Quick Reference for Common Scenarios¶
- Agents with custom function tools — Use
tool_use_quality(for single-turn) ormulti_turn_tool_use_quality+multi_turn_trajectory_quality(for multi-turn). - RAG agents — Use
grounding+hallucination+safety. - Conversational assistants — Use
general_qualityormulti_turn_general_quality. - Goal-oriented agents — Use
multi_turn_task_success.
The Eval-Fix Loop¶
Evaluation is iterative. Expect 5-10+ cycles before your agent consistently passes.
- Write 1-2 core eval cases covering the most important behavior.
- Run:
agents-cli eval generatefollowed byagents-cli eval grade - Read the results — which cases failed and why.
- Fix — adjust the agent's instruction, tools, or logic.
- Re-run:
agents-cli eval generateandagents-cli eval grade - Expand — once core cases pass, add edge cases and new scenarios.

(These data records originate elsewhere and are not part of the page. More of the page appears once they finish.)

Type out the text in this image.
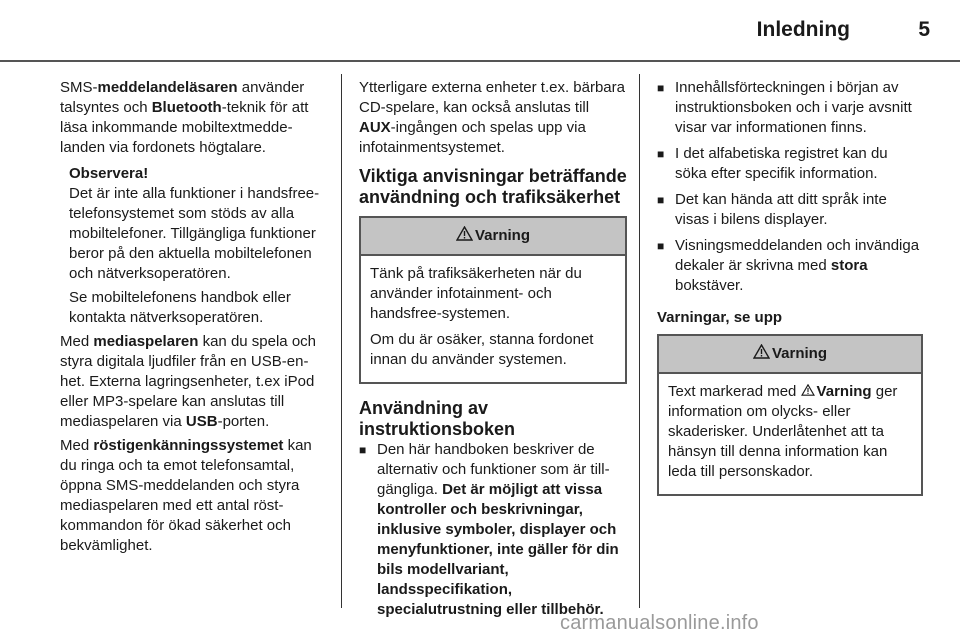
Inledning	5

SMS-meddelandeläsaren använder talsyntes och Bluetooth-teknik för att läsa inkommande mobiltextmeddelanden via fordonets högtalare.

Observera!

Det är inte alla funktioner i handsfree-telefonsystemet som stöds av alla mobiltelefoner. Tillgängliga funktioner beror på den aktuella mobiltelefonen och nätverksoperatören.

Se mobiltelefonens handbok eller kontakta nätverksoperatören.

Med mediaspelaren kan du spela och styra digitala ljudfiler från en USB-enhet. Externa lagringsenheter, t.ex iPod eller MP3-spelare kan anslutas till mediaspelaren via USB-porten.

Med röstigenkänningssystemet kan du ringa och ta emot telefonsamtal, öppna SMS-meddelanden och styra mediaspelaren med ett antal röstkommandon för ökad säkerhet och bekvämlighet.

Ytterligare externa enheter t.ex. bärbara CD-spelare, kan också anslutas till AUX-ingången och spelas upp via infotainmentsystemet.

Viktiga anvisningar beträffande användning och trafiksäkerhet
Varning

Tänk på trafiksäkerheten när du använder infotainment- och handsfree-systemen.

Om du är osäker, stanna fordonet innan du använder systemen.

Användning av instruktionsboken
■ Den här handboken beskriver de alternativ och funktioner som är tillgängliga. Det är möjligt att vissa kontroller och beskrivningar, inklusive symboler, displayer och menyfunktioner, inte gäller för din bils modellvariant, landsspecifikation, specialutrustning eller tillbehör.
■ Innehållsförteckningen i början av instruktionsboken och i varje avsnitt visar var informationen finns.
■ I det alfabetiska registret kan du söka efter specifik information.
■ Det kan hända att ditt språk inte visas i bilens displayer.
■ Visningsmeddelanden och invändiga dekaler är skrivna med stora bokstäver.
Varningar, se upp
Varning

Text markerad med Varning ger information om olycks- eller skaderisker. Underlåtenhet att ta hänsyn till denna information kan leda till personskador.

carmanualsonline.info
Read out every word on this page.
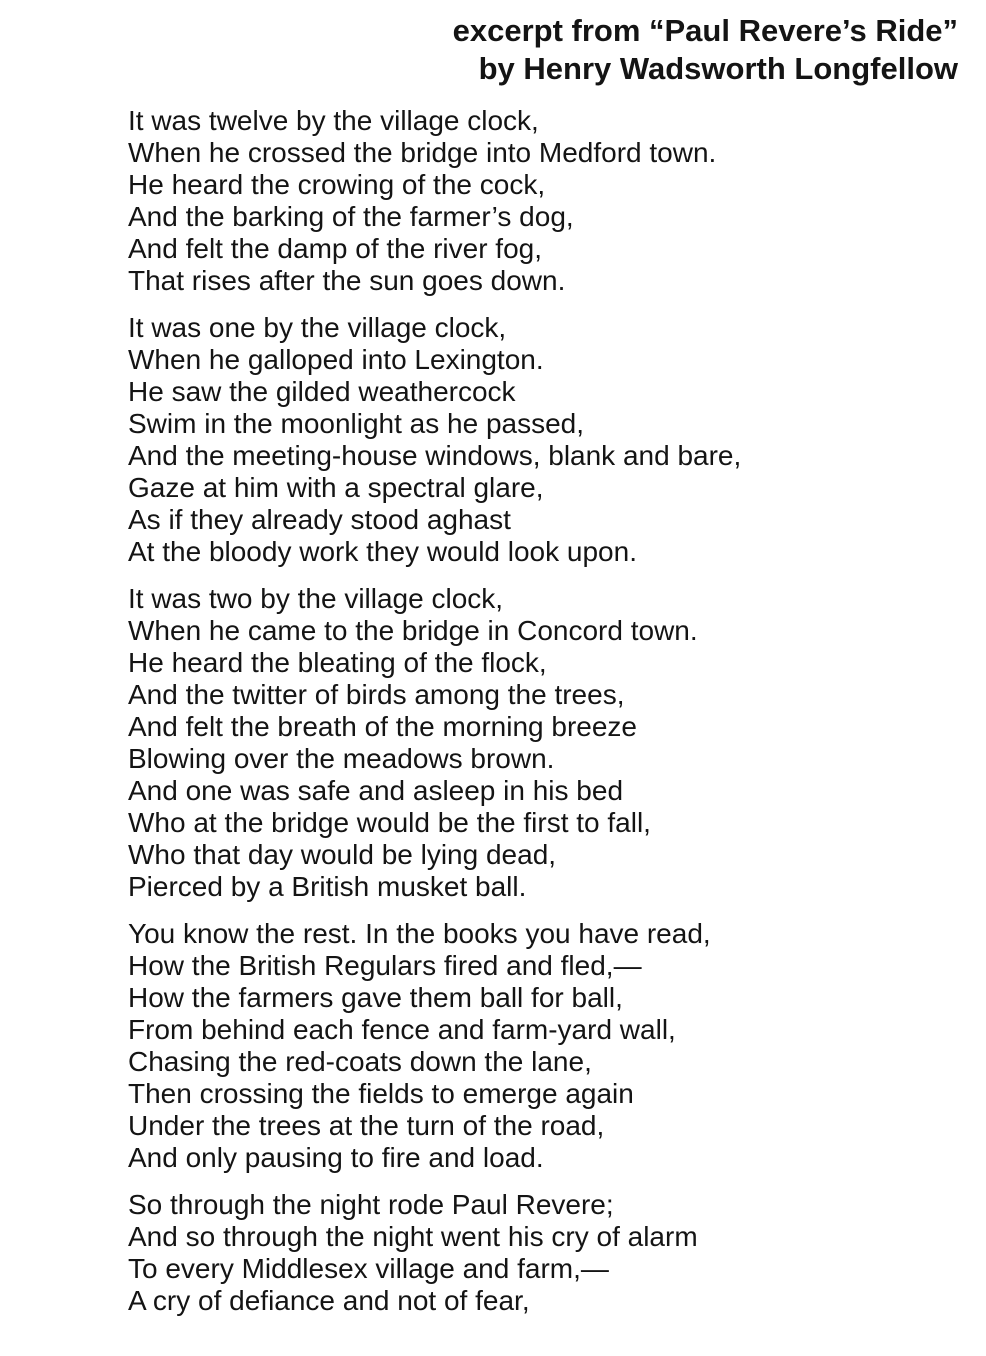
excerpt from “Paul Revere’s Ride”
by Henry Wadsworth Longfellow
It was twelve by the village clock,
When he crossed the bridge into Medford town.
He heard the crowing of the cock,
And the barking of the farmer’s dog,
And felt the damp of the river fog,
That rises after the sun goes down.
It was one by the village clock,
When he galloped into Lexington.
He saw the gilded weathercock
Swim in the moonlight as he passed,
And the meeting-house windows, blank and bare,
Gaze at him with a spectral glare,
As if they already stood aghast
At the bloody work they would look upon.
It was two by the village clock,
When he came to the bridge in Concord town.
He heard the bleating of the flock,
And the twitter of birds among the trees,
And felt the breath of the morning breeze
Blowing over the meadows brown.
And one was safe and asleep in his bed
Who at the bridge would be the first to fall,
Who that day would be lying dead,
Pierced by a British musket ball.
You know the rest. In the books you have read,
How the British Regulars fired and fled,—
How the farmers gave them ball for ball,
From behind each fence and farm-yard wall,
Chasing the red-coats down the lane,
Then crossing the fields to emerge again
Under the trees at the turn of the road,
And only pausing to fire and load.
So through the night rode Paul Revere;
And so through the night went his cry of alarm
To every Middlesex village and farm,—
A cry of defiance and not of fear,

Beyond generate and grade¶
generate and grade form the inner loop, but the eval surface has a few more commands worth knowing about. Each is a separate step you reach for as your eval setup matures.
agents-cli eval dataset synthesize¶
Bootstraps a dataset by inspecting your local ADK agent and generating multi-turn conversation scenarios for it — no input file required. Useful for cold-starting evaluation on a new agent or expanding coverage without writing every case by hand. Each generated case includes a starting user message, a conversation plan, and the full agent trace produced by playing the scenario out against an LLM-backed user simulator.
Steer what gets generated with --instruction (e.g. "Scenarios where the user changes their mind") and --environment-context (e.g. "Today is Monday. Flights to Paris are available."). The output is a regular *-dataset.json file you can edit, commit, and feed back into eval grade directly (the trace is already populated, so you can skip eval generate).
agents-cli eval compare¶
Compares two grade results side by side so you can see whether a change actually improved things.
A typical use is comparing a "before fix" run against an "after fix" run during the eval-fix loop.
agents-cli eval analyze¶
Clusters failure modes from a grade-results file into themes, so you can see what kinds of things are going wrong instead of skimming individual cases.
agents-cli eval metric list¶
Prints every built-in metric the SDK supports, with a short description for each. The starting point when you want to know what's available beyond the common metrics table above.
agents-cli eval optimize¶
Once your evals are in place, eval optimize uses them to automatically tune your agent's prompts.
A run takes anywhere from a few minutes to several hours depending on dataset size and metric complexity, so it's not something to run over and over. Reach for it after simpler approaches (rewriting the prompt yourself, adjusting metrics, fixing failing cases by hand) have run their course.
For full documentation on eval case schemas, metrics, and user simulation, see the Gemini Enterprise Agent Platform Evaluation documentation.